When emergency responders arrived, the numbness in his chest had spread to his legs. As Mr. Spitsberg was taken to a hospital, Ms. Kastsiuk followed on a bicycle, calling his cellphone repeatedly on the way. But Mr. Spitsberg, 51, was pronounced dead before she arrived.
In the emergency room, she held his hand, not letting go until his fingers turned blue.
On a cold December morning, sitting inside a Midtown office, seven months after his death, Ms. Kastsiuk still spoke of him in the present tense. She reflected on a life beginning with their romance.
She had come to New York in 2008 at 21, initially on a student visa. With $100 in her pocket, she supported herself as a maid, a waitress and a flower seller. Meeting college students in film school in fall 2010, she produced several small video projects.
But Mr. Spitsberg had introduced her to an entirely different New York, with evenings at Samovar, the Midtown restaurant where his band played, drinking vodka and singing Russian songs. She networked with producers, became a business partner with her husband and made films. Without children, the couple got a West Highland white terrier.
Returning to their Coney Island apartment on the day he died, she felt trapped, as if still in the moments before his death. Valeriy Zhmud, the friend who led the couple’s unofficial marriage ceremony, joined her with a bottle of Mr. Spitsberg’s favorite pinot noir, and she opened the fridge to find the pork that he had cooked the day before. Overcome, she threw it out.

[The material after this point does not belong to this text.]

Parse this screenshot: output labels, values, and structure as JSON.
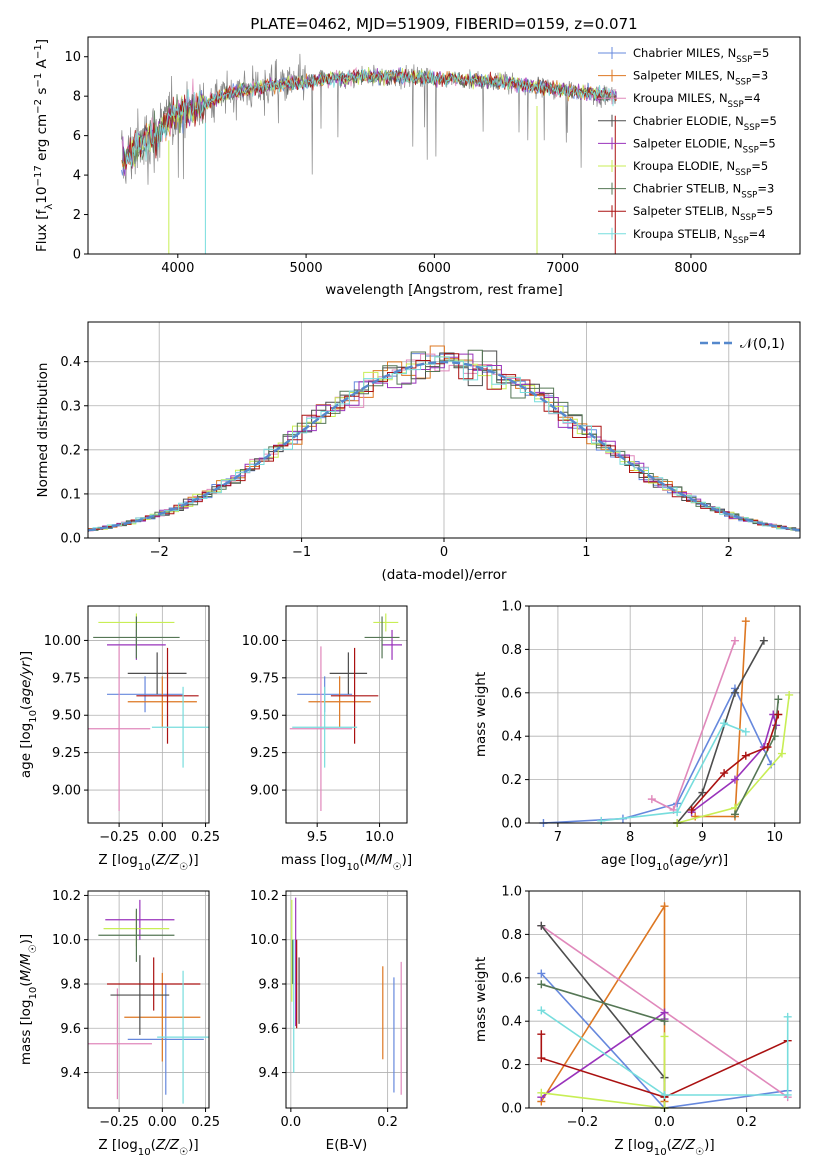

But life outside the apartment continued. The band hired another pianist. The couple’s film company halted operation.
Financial trouble, which had been a problem for years, increased after his death. Though she is in the country legally, Ms. Kastsiuk does not have a green card, something she is pursuing now. She received a one-time payment of $255 from Social Security after her husband’s death. Without his income, she is looking for a roommate to split the cost of her $1,350 rent.
Over the summer, the Jewish Board of Family and Children’s Services, a beneficiary agency of UJA-Federation of New York, one of the eight organizations supported by The New York Times Neediest Cases Fund, provided Ms. Kastsiuk with $1,481 of Neediest funds to cover one month’s rent and electricity.
“I didn’t know what to do,” Ms. Kastsiuk recalled. “And I didn’t think they’d help me. I’m not Jewish, but that didn’t matter to them.”
The organization has helped with another month’s rent and provided bereavement counseling to help her start over in a city filled with memories of her husband.
She takes comfort in walks with their dog. “He’s the only family I have right now,” she said. “He looks at me and understands my heart.”